06 Dec Reef Conservation Takes the Spotlight at Nusa Penida Festival

CTC joined the fourth Nusa Penida Festival on December 6-9, 2017. The Nusa Penida Festival combines art and culture with water sports, beach cleanup, and the planting of coral reefs and mangroves. Its goal is to promote Nusa Penida’s culture and responsible tourism. More than 1500 attended the event, from villagers, dive operators, local and foreign tourists, hotels, restaurants, conservation organisations and government officials.

The conservation of Nusa Penida’s marine environment took the spotlight during the event with Klungkung Bupati I Nyoman Suwirta highlighting the importance of conserving Nusa Penida’s coral reefs during his opening speech.

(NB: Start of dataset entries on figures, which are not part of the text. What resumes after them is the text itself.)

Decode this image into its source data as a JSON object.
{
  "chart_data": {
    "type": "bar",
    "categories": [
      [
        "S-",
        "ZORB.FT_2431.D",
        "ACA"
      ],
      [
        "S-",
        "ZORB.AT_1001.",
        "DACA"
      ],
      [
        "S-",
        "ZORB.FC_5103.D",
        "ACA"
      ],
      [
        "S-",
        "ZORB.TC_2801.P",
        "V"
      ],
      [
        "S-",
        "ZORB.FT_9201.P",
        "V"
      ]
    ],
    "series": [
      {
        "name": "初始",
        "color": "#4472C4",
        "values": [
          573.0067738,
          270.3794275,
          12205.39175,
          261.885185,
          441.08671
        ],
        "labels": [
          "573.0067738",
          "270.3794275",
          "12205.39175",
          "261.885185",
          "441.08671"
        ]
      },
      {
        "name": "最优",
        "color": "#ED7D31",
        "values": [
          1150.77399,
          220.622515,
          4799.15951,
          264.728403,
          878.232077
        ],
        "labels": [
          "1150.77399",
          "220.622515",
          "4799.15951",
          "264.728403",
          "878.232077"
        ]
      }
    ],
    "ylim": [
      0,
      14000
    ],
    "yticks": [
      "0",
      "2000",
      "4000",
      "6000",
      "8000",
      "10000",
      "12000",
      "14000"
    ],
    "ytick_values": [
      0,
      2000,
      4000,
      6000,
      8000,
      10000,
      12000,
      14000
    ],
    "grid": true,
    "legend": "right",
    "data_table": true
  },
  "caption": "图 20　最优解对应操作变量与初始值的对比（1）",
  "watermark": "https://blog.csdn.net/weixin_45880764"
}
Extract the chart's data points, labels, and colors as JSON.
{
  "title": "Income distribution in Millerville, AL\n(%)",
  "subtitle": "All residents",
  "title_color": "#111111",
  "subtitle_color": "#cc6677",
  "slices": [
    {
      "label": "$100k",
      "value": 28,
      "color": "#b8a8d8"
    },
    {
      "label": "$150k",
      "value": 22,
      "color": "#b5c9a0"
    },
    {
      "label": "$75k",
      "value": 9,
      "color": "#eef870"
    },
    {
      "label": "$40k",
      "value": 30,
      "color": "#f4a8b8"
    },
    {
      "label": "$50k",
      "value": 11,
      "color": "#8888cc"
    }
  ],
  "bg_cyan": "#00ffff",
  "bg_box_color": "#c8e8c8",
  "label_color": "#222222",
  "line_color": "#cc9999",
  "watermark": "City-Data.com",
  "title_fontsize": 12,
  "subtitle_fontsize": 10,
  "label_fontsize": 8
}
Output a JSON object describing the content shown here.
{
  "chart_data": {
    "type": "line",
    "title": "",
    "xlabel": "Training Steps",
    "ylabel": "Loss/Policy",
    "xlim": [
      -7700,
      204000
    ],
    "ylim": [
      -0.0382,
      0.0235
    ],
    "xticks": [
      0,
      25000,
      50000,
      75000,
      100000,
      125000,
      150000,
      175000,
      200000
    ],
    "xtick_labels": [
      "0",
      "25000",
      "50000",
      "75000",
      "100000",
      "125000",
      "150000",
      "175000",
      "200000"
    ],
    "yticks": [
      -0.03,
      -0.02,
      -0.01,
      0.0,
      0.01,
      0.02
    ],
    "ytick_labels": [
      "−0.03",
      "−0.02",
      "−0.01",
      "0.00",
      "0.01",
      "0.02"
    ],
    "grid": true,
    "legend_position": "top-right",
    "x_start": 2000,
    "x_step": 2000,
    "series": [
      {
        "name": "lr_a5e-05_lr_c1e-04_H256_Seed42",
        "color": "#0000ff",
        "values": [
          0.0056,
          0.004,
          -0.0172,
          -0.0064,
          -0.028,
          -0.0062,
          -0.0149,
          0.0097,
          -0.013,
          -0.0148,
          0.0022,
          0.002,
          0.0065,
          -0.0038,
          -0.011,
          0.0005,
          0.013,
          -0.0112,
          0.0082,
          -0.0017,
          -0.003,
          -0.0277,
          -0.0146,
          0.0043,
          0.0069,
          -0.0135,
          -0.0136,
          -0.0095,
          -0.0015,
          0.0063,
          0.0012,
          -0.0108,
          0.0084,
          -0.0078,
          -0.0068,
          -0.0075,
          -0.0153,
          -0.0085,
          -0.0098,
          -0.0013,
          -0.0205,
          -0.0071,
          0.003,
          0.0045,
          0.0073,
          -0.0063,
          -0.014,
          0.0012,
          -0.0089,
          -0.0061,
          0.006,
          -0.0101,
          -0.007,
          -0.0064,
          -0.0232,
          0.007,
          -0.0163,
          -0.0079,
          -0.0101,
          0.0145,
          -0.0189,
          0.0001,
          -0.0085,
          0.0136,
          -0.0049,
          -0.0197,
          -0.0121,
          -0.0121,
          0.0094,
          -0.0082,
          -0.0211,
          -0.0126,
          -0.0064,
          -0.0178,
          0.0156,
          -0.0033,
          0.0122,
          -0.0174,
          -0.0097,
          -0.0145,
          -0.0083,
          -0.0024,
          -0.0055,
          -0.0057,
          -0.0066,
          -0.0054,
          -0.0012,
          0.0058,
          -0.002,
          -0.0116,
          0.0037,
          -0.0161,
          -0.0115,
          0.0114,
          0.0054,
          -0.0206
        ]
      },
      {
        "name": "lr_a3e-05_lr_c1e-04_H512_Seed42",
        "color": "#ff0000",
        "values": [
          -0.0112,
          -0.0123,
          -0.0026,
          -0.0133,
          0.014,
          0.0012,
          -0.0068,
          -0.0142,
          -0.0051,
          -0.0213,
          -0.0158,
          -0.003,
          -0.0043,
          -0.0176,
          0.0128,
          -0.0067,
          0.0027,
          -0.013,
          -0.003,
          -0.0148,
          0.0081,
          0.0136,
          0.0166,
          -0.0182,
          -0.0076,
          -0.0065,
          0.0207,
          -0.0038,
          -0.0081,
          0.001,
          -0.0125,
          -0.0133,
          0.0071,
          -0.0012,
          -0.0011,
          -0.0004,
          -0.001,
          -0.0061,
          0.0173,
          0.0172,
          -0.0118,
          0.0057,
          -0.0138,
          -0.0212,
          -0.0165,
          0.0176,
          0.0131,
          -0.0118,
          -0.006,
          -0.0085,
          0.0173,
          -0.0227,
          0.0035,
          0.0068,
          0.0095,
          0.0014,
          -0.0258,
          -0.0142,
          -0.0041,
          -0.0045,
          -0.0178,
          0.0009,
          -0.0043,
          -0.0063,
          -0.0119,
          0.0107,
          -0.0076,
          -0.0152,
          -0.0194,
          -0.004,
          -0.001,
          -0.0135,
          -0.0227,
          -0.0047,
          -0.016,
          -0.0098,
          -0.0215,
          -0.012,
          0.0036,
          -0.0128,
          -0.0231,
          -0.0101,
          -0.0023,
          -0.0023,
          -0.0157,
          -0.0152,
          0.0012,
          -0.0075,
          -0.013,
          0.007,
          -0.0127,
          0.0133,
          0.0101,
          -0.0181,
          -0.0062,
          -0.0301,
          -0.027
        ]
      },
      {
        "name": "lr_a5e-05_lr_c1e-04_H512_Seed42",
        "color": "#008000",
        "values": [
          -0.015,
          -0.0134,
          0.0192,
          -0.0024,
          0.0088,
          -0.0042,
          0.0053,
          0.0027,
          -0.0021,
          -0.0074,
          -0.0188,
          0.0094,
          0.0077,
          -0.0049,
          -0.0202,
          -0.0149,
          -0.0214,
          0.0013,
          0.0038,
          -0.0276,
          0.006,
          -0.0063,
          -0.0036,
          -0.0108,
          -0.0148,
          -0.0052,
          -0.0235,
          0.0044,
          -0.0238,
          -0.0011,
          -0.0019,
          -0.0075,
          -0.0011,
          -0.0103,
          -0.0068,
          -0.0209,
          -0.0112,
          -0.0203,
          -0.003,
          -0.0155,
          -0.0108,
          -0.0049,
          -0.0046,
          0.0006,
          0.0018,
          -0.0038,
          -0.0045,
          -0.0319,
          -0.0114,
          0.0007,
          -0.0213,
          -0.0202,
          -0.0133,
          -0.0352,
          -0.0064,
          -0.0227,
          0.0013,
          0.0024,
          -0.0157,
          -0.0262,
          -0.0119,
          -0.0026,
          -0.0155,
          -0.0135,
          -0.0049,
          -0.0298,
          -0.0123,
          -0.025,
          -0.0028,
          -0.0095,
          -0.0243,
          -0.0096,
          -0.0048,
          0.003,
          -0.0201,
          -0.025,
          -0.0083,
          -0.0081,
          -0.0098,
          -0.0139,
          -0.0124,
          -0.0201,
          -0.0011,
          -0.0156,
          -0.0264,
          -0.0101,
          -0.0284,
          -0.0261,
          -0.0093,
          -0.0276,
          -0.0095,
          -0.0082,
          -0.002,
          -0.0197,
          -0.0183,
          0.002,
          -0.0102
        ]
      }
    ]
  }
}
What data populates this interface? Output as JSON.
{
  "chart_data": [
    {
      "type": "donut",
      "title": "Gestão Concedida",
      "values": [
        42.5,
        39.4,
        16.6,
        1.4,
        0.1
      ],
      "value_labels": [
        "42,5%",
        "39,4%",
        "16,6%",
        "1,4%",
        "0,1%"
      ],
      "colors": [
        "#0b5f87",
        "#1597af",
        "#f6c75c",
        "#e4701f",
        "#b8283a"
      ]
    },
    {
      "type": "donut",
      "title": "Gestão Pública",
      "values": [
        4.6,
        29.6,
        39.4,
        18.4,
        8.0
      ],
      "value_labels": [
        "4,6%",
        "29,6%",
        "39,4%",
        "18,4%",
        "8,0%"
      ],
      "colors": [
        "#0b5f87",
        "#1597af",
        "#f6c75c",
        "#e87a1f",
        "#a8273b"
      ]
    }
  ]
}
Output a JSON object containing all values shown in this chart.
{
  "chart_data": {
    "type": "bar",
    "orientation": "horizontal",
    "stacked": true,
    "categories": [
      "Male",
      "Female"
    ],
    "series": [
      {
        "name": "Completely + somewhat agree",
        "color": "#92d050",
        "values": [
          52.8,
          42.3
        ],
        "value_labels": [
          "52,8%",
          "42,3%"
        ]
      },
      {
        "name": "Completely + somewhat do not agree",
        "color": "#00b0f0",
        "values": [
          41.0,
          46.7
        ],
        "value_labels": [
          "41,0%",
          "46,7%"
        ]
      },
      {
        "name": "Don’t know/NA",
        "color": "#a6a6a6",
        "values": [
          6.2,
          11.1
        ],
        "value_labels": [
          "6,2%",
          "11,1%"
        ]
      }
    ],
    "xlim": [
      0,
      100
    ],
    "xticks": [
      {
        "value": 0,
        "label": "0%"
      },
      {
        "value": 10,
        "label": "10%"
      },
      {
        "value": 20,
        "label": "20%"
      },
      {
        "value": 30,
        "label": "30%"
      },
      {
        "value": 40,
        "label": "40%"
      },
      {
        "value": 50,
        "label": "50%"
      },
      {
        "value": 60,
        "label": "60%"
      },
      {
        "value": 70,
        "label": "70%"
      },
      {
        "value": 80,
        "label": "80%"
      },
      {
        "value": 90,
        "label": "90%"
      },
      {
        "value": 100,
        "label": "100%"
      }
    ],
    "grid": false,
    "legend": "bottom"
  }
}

A declaration was also signed by various stakeholders to protect and safeguard the coral reefs, an act that solidified relationship and commitment to marine conservation, strongly backed by the local government.

CTC supported the event by organizing mangrove and coral reef rehabilitation activities in which over 100 people participated in the activity. The primary reef rehabilitation activity included submerging a symbolic Balinese statue underwater and planting coral on and around it to rejuvenate an area previously destroyed by an illegally constructed pontoon.

The statue used a puzzle design, which is one of the simplest and safest ways to place heavy objects underwater. Baby corals grown in a nursery were tied to strategic places on the base of the statue with the aim to gain root on the statue and turn it into a beautiful underwater attraction for snorkeling. The baby coral will be monitored once a week for a month and then once a month for 4 months to ensure it is growing well. The corals have been tagged with a date and those that do not survive will be replaced.

Wira Sanjaya, CTC’s Nusa Penida Project Leader for Marine Conservation noted that a great part about this event was the comradeship between the dive operators, the pontoon owner, conservationists and the district leaders. He hopes that as the corals grow back and with the statue as an attraction, the area once destroyed by the pontoon will become a new destination for snorkeling.